Italy - 1939-1945
It's a little bit awkward to find that the Italian camouflage picture is either fairly straightforward or that we’re missing an awful lot. I’ve only secondary sources to go on.
Italian armour began the war in one of two base tones.
Grigio Verde Scuro – the most common tone a dark grey green. This was at least as dark in tone as British Khaki Green G3 or Slate 34, to judge from black and white photos. Pignato suggests FS595b 35159 as a match. This is a medium-dark green with a distinct grey aspect
Humbrol 102 + black is an option for this, perhaps using 111 or even 224 to grey it if needed
Marrone Rossiccio - The alternative – seen on CV3/33 and 35 tankettes and apparently on M11/39s - was a base of brick or rust red –– with overpainting in the grey green, either as vertical bands or a small hard edged blotches. Steve Zaloga at one time refers to it as rosso ruggine.
Marrone Rossiccio is generally interpreted as a medium brick red. This shows in black and white with moderate contrast against the green. In one instance this is noted on an M13/40 as a single overall tone. Pignato quotes FS20100 as a match – in Humbrol terms 186+black may be close
All the armour facing the British in Egypt and Libya in 1940 seems to have been painted in the green or brick-red/green scheme, with the exception of a small number of M11/39s – perhaps only one battalion - which appear to have been in a hard edged three tone scheme akin to British Caunter, but of unknown colours, I think its fair to assume that the base tone – the lightest – was some form of sand. The middle tone offers relatively little contrast with the base tone, but contrasts more with the darkest than the standard red-brown does with dark grey green. The dark colour is dark enough to be the dark grey green.

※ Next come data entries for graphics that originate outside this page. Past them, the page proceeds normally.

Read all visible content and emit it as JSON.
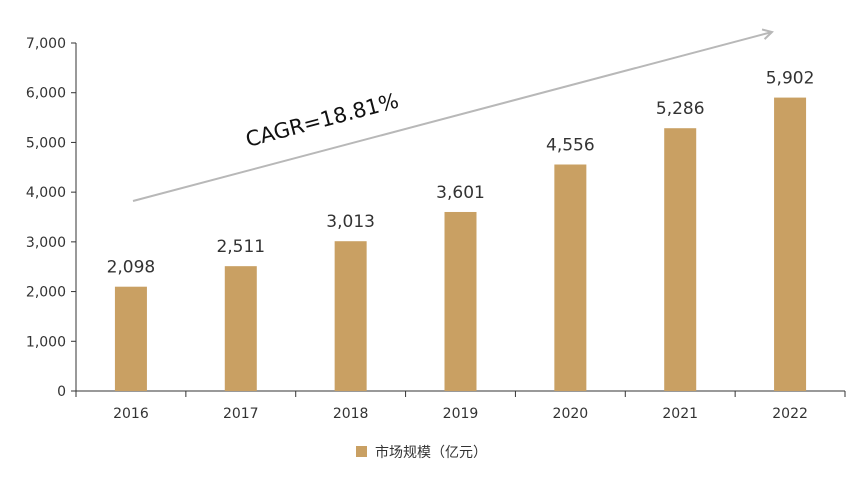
{
  "chart_data": {
    "type": "bar",
    "categories": [
      "2016",
      "2017",
      "2018",
      "2019",
      "2020",
      "2021",
      "2022"
    ],
    "series": [
      {
        "name": "市场规模（亿元）",
        "values": [
          2098,
          2511,
          3013,
          3601,
          4556,
          5286,
          5902
        ],
        "labels": [
          "2,098",
          "2,511",
          "3,013",
          "3,601",
          "4,556",
          "5,286",
          "5,902"
        ],
        "color": "#c9a063"
      }
    ],
    "ylim": [
      0,
      7000
    ],
    "yticks": [
      0,
      1000,
      2000,
      3000,
      4000,
      5000,
      6000,
      7000
    ],
    "ytick_labels": [
      "0",
      "1,000",
      "2,000",
      "3,000",
      "4,000",
      "5,000",
      "6,000",
      "7,000"
    ],
    "grid": false,
    "legend_position": "bottom-center",
    "annotation": {
      "text": "CAGR=18.81%",
      "arrow": "trend arrow rising from 2016 to 2022",
      "arrow_color": "#b8b8b8"
    },
    "axis_color": "#333333"
  }
}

From February 1941 all M13/40s and their relatives were painted sand “Giallo Sabbio” in the factory. Bovington’s M13/40 or 14/41 and L3 are a base tone very like British Light Stone, but I’m satisfied that as this goes over some earlier museum labelling its not original. However the L3’s flame trailer seems to be original, and shows a dark “Light Stone” with an overspray in something close to FS34159
Pignato offers 20260 as a match – this is close to Humbrol 93. Adam Geibel suggests a Floquil mix of RR83 Mud: M31 Yellow and RR11 Reefer White in ratio 10:1:1. He also notes a range of paints from an Italian firm called “Lifecolor”, which are otherwise unknown to me.
Mike Starmer has been given 33440 as a match and notes that this can be reproduced by a mix in Humbrol terms of 6x83, 4x93 1x24 and 1x34
Steve Zaloga suggest that whatever colour they were, it was more golden than Tamiya XF55, and when he has illustrated Italian vehicles shows a strong sand akin to Humbrol 94.
In 41-43 some Italian Armour shows up in photographs with some overspray in a contrasting tone. It is not impossible that they tones used in these schemes were new colours, but the effects created are explicable by washing out the pre-existing grey-green and brick-red.
By 1943 Italian armour was returning to darker tones, with complex blotched patterns over sand in (presumably) the grey-green and rust tones. In between sprayed patterns in one or two tones appear.
Interiors seem to have been white
Geibel, Adam Iron coffins: Italian Medium Tanks M13 and M14 Darlington Productions, [undated] (Museum Ordnance Special Number 2); Pignato, N and Simula, C M13/40 Profile Publications, 1967 (Armour in Profile Number 14) and particularly Italian Medium Tanks in action Squadron Signal, 2001 (Armor 39). Zaloga, Steve Steel chariot Militray Modelling Vol.30 No1, Jan. 2000 pp. 34-35. Also Zaloga’s Blitzkreig and Eastern Front cited French and Russian sections here.